1. Field of the Invention
The present invention relates generally to a gas turbine engine, and more specifically to a turbine rotor blade with multiple zone cooling based on airfoil gas side pressure and heat load.
2. Description of the Related Art Including Information Disclosed Under 37 CFR 1.97 and 1.98
In a gas turbine engine, such as a large frame heavy-duty industrial gas turbine (IGT) engine, a hot gas stream generated in a combustor is passed through a turbine to produce mechanical work. The turbine includes one or more rows or stages of stator vanes and rotor blades that react with the hot gas stream in a progressively decreasing temperature. The efficiency of the turbine—and therefore the engine—can be increased by passing a higher temperature gas stream into the turbine. However, the turbine inlet temperature is limited to the material properties of the turbine, especially the first stage vanes and blades, and an amount of cooling capability for these first stage airfoils.

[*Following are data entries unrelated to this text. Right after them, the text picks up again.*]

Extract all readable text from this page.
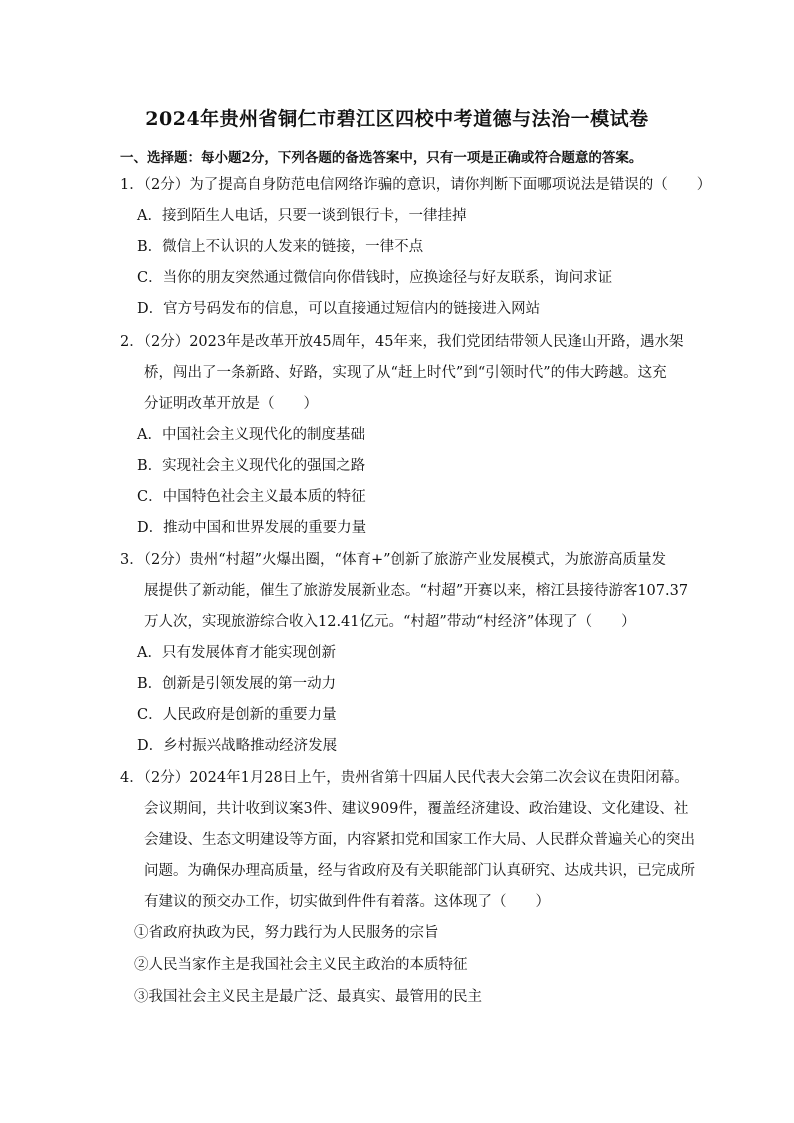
2024年贵州省铜仁市碧江区四校中考道德与法治一模试卷
一、选择题：每小题2分，下列各题的备选答案中，只有一项是正确或符合题意的答案。
1．（2分）为了提高自身防范电信网络诈骗的意识，请你判断下面哪项说法是错误的（　　）
A．接到陌生人电话，只要一谈到银行卡，一律挂掉
B．微信上不认识的人发来的链接，一律不点
C．当你的朋友突然通过微信向你借钱时，应换途径与好友联系，询问求证
D．官方号码发布的信息，可以直接通过短信内的链接进入网站
2．（2分）2023年是改革开放45周年，45年来，我们党团结带领人民逢山开路，遇水架
桥，闯出了一条新路、好路，实现了从“赶上时代”到“引领时代”的伟大跨越。这充
分证明改革开放是（　　）
A．中国社会主义现代化的制度基础
B．实现社会主义现代化的强国之路
C．中国特色社会主义最本质的特征
D．推动中国和世界发展的重要力量
3．（2分）贵州“村超”火爆出圈，“体育+”创新了旅游产业发展模式，为旅游高质量发
展提供了新动能，催生了旅游发展新业态。“村超”开赛以来，榕江县接待游客107.37
万人次，实现旅游综合收入12.41亿元。“村超”带动“村经济”体现了（　　）
A．只有发展体育才能实现创新
B．创新是引领发展的第一动力
C．人民政府是创新的重要力量
D．乡村振兴战略推动经济发展
4．（2分）2024年1月28日上午，贵州省第十四届人民代表大会第二次会议在贵阳闭幕。
会议期间，共计收到议案3件、建议909件，覆盖经济建设、政治建设、文化建设、社
会建设、生态文明建设等方面，内容紧扣党和国家工作大局、人民群众普遍关心的突出
问题。为确保办理高质量，经与省政府及有关职能部门认真研究、达成共识，已完成所
有建议的预交办工作，切实做到件件有着落。这体现了（　　）
①省政府执政为民，努力践行为人民服务的宗旨
②人民当家作主是我国社会主义民主政治的本质特征
③我国社会主义民主是最广泛、最真实、最管用的民主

The first stage rotor blade and stator vanes are exposed to the highest gas stream temperatures, with the temperature gradually decreasing as the gas stream passes through the turbine stages. The first and second stage airfoils (blades and vanes) must be cooled by passing cooling air through internal cooling passages and discharging the cooling air through film cooling holes to provide a blanket layer of cooling air to protect the hot metal surface from the hot gas stream.

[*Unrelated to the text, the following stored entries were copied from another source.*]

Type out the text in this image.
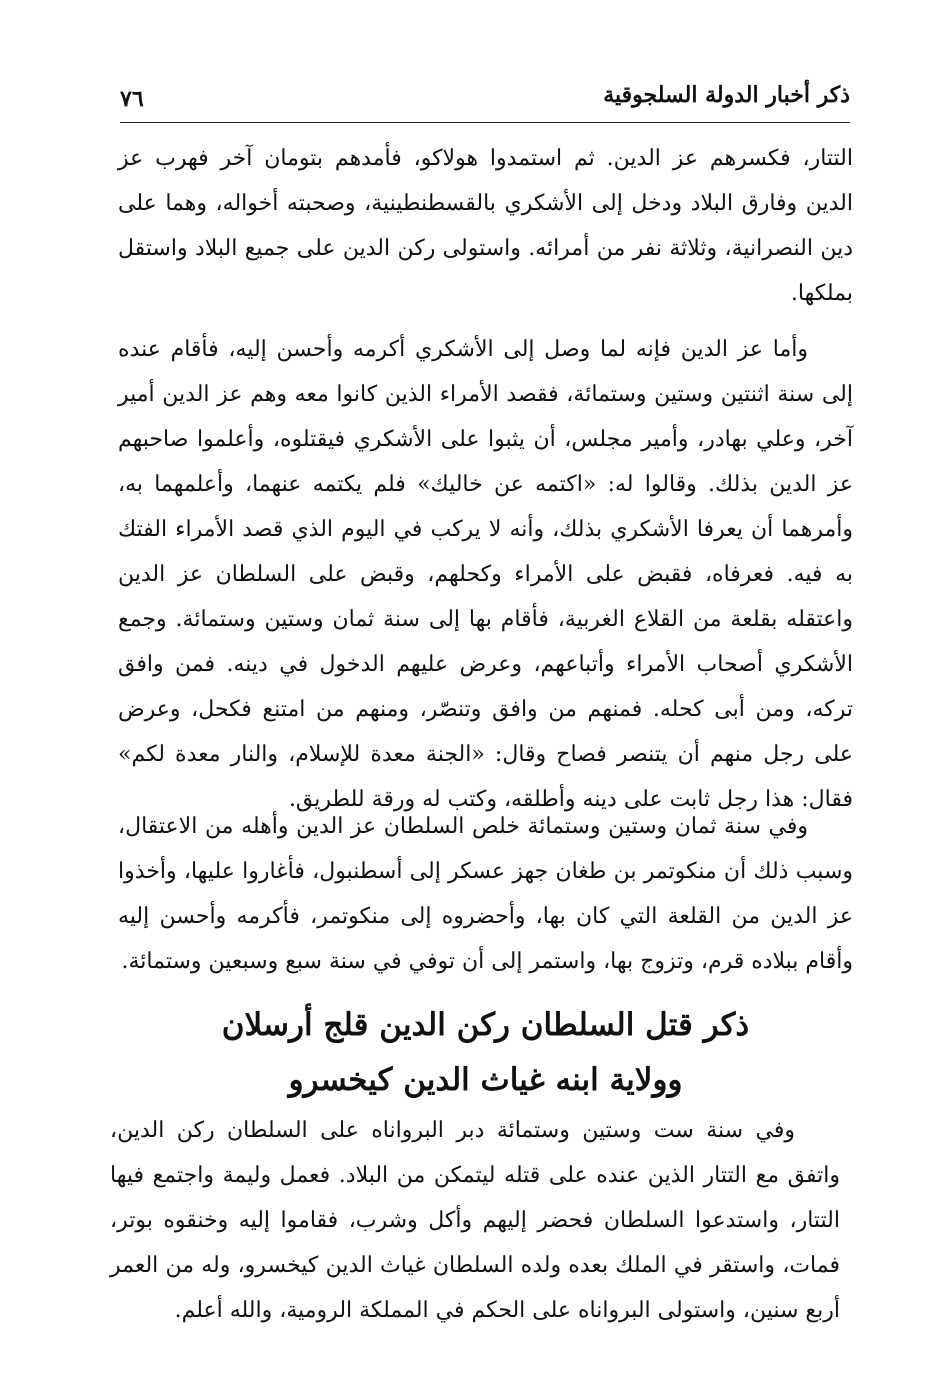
ذكر أخبار الدولة السلجوقية
٧٦
التتار، فكسرهم عز الدين. ثم استمدوا هولاكو، فأمدهم بتومان آخر فهرب عز الدين وفارق البلاد ودخل إلى الأشكري بالقسطنطينية، وصحبته أخواله، وهما على دين النصرانية، وثلاثة نفر من أمرائه. واستولى ركن الدين على جميع البلاد واستقل بملكها.
وأما عز الدين فإنه لما وصل إلى الأشكري أكرمه وأحسن إليه، فأقام عنده إلى سنة اثنتين وستين وستمائة، فقصد الأمراء الذين كانوا معه وهم عز الدين أمير آخر، وعلي بهادر، وأمير مجلس، أن يثبوا على الأشكري فيقتلوه، وأعلموا صاحبهم عز الدين بذلك. وقالوا له: «اكتمه عن خاليك» فلم يكتمه عنهما، وأعلمهما به، وأمرهما أن يعرفا الأشكري بذلك، وأنه لا يركب في اليوم الذي قصد الأمراء الفتك به فيه. فعرفاه، فقبض على الأمراء وكحلهم، وقبض على السلطان عز الدين واعتقله بقلعة من القلاع الغربية، فأقام بها إلى سنة ثمان وستين وستمائة. وجمع الأشكري أصحاب الأمراء وأتباعهم، وعرض عليهم الدخول في دينه. فمن وافق تركه، ومن أبى كحله. فمنهم من وافق وتنصّر، ومنهم من امتنع فكحل، وعرض على رجل منهم أن يتنصر فصاح وقال: «الجنة معدة للإسلام، والنار معدة لكم» فقال: هذا رجل ثابت على دينه وأطلقه، وكتب له ورقة للطريق.
وفي سنة ثمان وستين وستمائة خلص السلطان عز الدين وأهله من الاعتقال، وسبب ذلك أن منكوتمر بن طغان جهز عسكر إلى أسطنبول، فأغاروا عليها، وأخذوا عز الدين من القلعة التي كان بها، وأحضروه إلى منكوتمر، فأكرمه وأحسن إليه وأقام ببلاده قرم، وتزوج بها، واستمر إلى أن توفي في سنة سبع وسبعين وستمائة.
ذكر قتل السلطان ركن الدين قلج أرسلان
وولاية ابنه غياث الدين كيخسرو
وفي سنة ست وستين وستمائة دبر البرواناه على السلطان ركن الدين، واتفق مع التتار الذين عنده على قتله ليتمكن من البلاد. فعمل وليمة واجتمع فيها التتار، واستدعوا السلطان فحضر إليهم وأكل وشرب، فقاموا إليه وخنقوه بوتر، فمات، واستقر في الملك بعده ولده السلطان غياث الدين كيخسرو، وله من العمر أربع سنين، واستولى البرواناه على الحكم في المملكة الرومية، والله أعلم.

A single turbine rotor blade with be exposed to different gas flow temperatures and pressures around the surfaces. For example, the leading edge is exposed to the highest gas flow pressures and temperatures. The airfoil trailing edge on the suction side is exposed to the lowest gas flow pressures. In order to cool the blade more efficiency and to prevent certain surfaces from over-heating, tailoring the cooling throughout the blade is needed. Hot spots cause erosion of the blade surface that decreases turbine efficiency and shortens the useful life of the blade. Excessive cooling air flow will decrease engine efficiency from the extra work done on compressing the cooling air that is not needed for cooling.